On Windows 8, both modes of Internet Explorer 10 use the same integrated Flash Player, removing the need to download or install an additional player. Internet Explorer 10 for the desktop provides the same full Flash support as previous versions of Windows Internet Explorer that relied on the Flash Player plug-in from Adobe, and continues to support other third party plug-ins.

What developers and publishers need to know to get Flash websites working with Windows 8

There's a detailed article on MSDN, "Developer guidance for websites with content for Adobe Flash Player in Windows 8", which provides guidance and guidelines from Adobe and Microsoft for designers, developers, and content publishers. It provides some really simple tips that will allow you to ensure that your website always open in the desktop version of IE10. This means that as soon as a user opens the site, it will give them a prompt to open it in Internet Explorer on the desktop.

It also describes the Compatibility View (CV) list to enable content for Flash Player to execute inside the Internet Explorer 10 browser, and the process for developers to submit sites to be considered for the CV list. The aim of this is to make sure that sites work well in this mode – for example, that they'll support a use of touch on a tablet device, and not requiring users to do things such as a mouse double-click.

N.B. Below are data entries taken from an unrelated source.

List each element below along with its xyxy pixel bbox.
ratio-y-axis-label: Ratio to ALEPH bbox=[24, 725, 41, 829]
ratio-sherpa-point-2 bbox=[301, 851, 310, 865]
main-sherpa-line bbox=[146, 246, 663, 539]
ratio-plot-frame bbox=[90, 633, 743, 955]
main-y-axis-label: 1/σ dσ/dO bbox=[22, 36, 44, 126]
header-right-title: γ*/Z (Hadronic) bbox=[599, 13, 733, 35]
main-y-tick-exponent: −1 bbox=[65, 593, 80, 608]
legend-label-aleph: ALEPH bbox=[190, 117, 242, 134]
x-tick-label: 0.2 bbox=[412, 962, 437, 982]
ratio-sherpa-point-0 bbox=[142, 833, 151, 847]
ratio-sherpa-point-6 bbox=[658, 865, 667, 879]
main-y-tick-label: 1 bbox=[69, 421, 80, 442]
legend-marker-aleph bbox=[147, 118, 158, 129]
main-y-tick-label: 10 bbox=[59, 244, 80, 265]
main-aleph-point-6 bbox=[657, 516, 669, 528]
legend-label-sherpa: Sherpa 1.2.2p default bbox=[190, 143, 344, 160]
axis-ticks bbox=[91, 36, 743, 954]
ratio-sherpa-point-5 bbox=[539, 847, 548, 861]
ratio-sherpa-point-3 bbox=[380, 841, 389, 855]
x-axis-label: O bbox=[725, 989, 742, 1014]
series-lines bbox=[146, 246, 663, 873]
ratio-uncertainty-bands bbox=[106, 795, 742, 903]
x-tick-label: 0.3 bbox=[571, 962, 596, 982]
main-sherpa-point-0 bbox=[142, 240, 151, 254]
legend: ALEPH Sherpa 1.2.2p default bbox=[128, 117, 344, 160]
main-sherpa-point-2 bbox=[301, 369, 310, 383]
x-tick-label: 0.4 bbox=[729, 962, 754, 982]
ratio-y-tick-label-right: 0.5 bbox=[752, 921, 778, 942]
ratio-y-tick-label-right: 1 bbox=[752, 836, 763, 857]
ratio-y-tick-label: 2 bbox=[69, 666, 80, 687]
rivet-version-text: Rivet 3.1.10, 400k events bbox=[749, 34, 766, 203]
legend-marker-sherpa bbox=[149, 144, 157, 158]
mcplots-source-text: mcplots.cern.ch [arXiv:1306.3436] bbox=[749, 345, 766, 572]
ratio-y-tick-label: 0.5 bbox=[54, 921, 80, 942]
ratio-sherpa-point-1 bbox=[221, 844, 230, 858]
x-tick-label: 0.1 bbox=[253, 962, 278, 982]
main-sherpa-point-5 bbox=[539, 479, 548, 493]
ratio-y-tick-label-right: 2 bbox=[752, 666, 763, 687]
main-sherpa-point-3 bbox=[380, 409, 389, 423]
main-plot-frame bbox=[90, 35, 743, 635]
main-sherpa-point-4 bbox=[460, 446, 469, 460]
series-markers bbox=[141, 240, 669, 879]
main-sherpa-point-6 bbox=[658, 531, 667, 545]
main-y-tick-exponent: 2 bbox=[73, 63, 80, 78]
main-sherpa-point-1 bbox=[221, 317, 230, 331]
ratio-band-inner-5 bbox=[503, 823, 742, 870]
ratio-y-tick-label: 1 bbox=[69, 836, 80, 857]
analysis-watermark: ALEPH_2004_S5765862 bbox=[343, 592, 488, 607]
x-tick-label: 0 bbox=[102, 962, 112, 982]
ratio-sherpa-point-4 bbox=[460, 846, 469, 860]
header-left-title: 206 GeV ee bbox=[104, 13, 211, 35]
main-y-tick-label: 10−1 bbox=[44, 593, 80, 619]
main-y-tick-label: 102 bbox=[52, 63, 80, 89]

The article also provides advice to enable developers to test sites that require Flash Player in Internet Explorer 10 before they submit it to the CV list.

Learn MoreRead more:
Internet Explorer 10 on Windows 8 – the similarities and differences
Get ready for plug-in free browsing
Developer guidance for websites with content for Adobe Flash Player in Windows 8

Comments (4)

  1. David Ferebee says:

    As an end user of a Surface tablet running RT and a desktop computer running W8 I am frustrated that the same websites that run Flash fine under W8 will not run on my Surface. I hope Microsoft fixes this problem before my 30 return period is over so I can keep my Surface, otherwise it goes back to Microsoft:(  

  2. Cindy says:

    I am a very basic computer user and know very little in the way of technology.  I just purchased a new laptop with Windows 8 already installed.  I need to create something that requires Adobe Flash Player 11.1.0 or greater and I cannot seem to get it downloaded on this laptop.  I keep getting error messages reqarding Compatibility View issues and I have no idea how to fix this issue.  Can you tell me in "elementary" terms?  Thank you!

  3. jan says:

    It used to be you kept up to date with your flashplayer, that was it, you went to any site. Now you go to utube, some videos' support it, some don't, then there's this clicking around to see if it can be viewed on desk top or else disable active x and all this check for compatibility, I'm sick of it. When I go to a music site, I go there to listen or download music, this is very annoying to deal with every time! I'd like to stick with Internet Explorer 10 since I have Windows 8 but I'm soon just going to make google my browser just to get away from this until they come up with something better than this mess. It just may be this morning too!


  4. Cayce says:

    I've been a web developer for 20 years and all of that experience tells me this: that the most catastrophic development ever to befall the age of personal computing was MicroSoft. Every single step of the way, internet developers have been having to compensate for MicroSoft's incompetence, and the computing world has been severely stunted because of it. All because one person, Bill Gates, got there first with a thing called Windows, and it got sucked into a worldwide technological vacuum, thus becoming the overnight standard we have all had to miserably live with from that moment onward. Imagine for a moment if it had been Steve Jobs who had the edge instead of Gates, and it was an Apple world today instead of MicroSoft. Things would actually work. Things would actually be pleasant, even fun.

    The only people to benefit from the existence of MicroSoft are Gates and others who have become ultra rich from proving that they can do so by creating and distributing a product so thoroughly and deeply diseased that, after decades of pathetically failing performance, it still cannot be cured.

    Do the world a favor, MicroSoft: just go somewhere and die.